Hochelaga : bourgade amérindienne, probablement iroquoienne, que Cartier visita et qui disparut peu après. L’Autochtone. Le rapport (plus immédiat ?) de sa culture et de sa « religion » à la Nature. Forme de cette 1ère partie : procession d’entrée des Vents avec, en guise d’étapes, deux séquences d’oiseaux totems de clans (aux Bois : mélange d’influences de Merle d’Amérique, de Viréo de Philadelphie et de Pouillot véloce; aux Cuivres : série inspirée de 3 rapaces nocturnes – Grand Duc, Petite Nyctale, Chouette rayée – et des aboiements du Grand Héron).

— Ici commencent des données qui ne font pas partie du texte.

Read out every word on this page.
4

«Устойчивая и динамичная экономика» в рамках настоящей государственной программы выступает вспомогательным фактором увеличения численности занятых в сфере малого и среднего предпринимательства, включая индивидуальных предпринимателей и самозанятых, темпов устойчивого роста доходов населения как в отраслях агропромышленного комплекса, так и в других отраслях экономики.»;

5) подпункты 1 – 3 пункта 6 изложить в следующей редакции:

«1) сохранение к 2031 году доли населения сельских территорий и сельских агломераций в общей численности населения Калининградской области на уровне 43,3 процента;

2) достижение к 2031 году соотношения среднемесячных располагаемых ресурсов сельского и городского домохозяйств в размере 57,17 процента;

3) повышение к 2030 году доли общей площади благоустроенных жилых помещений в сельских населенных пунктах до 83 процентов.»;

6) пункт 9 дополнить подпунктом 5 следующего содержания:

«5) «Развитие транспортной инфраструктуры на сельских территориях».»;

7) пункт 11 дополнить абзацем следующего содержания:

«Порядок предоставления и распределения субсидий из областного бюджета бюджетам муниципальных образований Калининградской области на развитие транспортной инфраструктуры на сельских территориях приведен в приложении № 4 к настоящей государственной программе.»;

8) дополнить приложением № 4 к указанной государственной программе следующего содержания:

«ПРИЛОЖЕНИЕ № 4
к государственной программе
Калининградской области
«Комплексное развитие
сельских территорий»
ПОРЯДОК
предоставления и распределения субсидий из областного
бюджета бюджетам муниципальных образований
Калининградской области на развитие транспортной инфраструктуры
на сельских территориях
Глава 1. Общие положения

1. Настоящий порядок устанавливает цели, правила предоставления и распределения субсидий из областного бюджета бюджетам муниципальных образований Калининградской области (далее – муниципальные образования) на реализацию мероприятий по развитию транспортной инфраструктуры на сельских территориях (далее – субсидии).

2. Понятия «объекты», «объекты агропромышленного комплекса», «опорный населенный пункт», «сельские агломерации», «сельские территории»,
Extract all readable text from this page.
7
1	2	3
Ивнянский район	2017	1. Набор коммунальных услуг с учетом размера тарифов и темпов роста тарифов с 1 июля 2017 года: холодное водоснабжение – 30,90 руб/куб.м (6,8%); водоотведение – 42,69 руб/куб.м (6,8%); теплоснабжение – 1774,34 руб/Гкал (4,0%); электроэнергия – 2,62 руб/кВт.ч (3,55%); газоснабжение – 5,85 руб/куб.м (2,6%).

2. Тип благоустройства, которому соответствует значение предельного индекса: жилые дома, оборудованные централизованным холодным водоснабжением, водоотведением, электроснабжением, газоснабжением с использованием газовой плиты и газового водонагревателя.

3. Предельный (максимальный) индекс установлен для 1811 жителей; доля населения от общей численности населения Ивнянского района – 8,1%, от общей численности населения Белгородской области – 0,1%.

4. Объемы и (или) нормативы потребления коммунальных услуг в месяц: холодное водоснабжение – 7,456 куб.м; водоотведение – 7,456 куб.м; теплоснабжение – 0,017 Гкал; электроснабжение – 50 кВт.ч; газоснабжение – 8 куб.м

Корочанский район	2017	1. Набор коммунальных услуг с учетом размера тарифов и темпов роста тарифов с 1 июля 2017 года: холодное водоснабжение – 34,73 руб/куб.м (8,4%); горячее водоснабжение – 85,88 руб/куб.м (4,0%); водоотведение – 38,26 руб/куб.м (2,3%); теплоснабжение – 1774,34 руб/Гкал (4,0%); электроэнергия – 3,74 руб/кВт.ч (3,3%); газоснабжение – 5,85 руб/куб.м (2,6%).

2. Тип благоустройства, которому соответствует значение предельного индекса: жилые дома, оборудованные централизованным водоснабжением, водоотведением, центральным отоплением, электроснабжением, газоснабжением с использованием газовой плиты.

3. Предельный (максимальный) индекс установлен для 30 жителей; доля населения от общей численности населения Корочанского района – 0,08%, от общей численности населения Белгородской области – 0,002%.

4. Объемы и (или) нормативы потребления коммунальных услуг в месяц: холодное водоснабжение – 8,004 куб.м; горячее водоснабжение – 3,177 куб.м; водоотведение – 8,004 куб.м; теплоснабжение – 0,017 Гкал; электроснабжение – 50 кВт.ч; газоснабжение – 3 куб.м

Maisonneuve : la fondation de Ville-Marie est placée sous le signe de la religion institutionnalisée, du projet de conversion des « Sauvages », avec le commerce en contrepoint. Raffinement presque abstrait de l’Européen. Progression de cette 2e partie : l’orgue, muet jusqu’alors, commence à déclamer ses sermons, successifs puis superposés, sur la spirale des gémissements des morts et des douleurs de l’enfer – logique imparable, rhétorique répétitive du prosélytisme –, discours auxquels la « nation » des Vents, d’abord attentive, finit par réagir.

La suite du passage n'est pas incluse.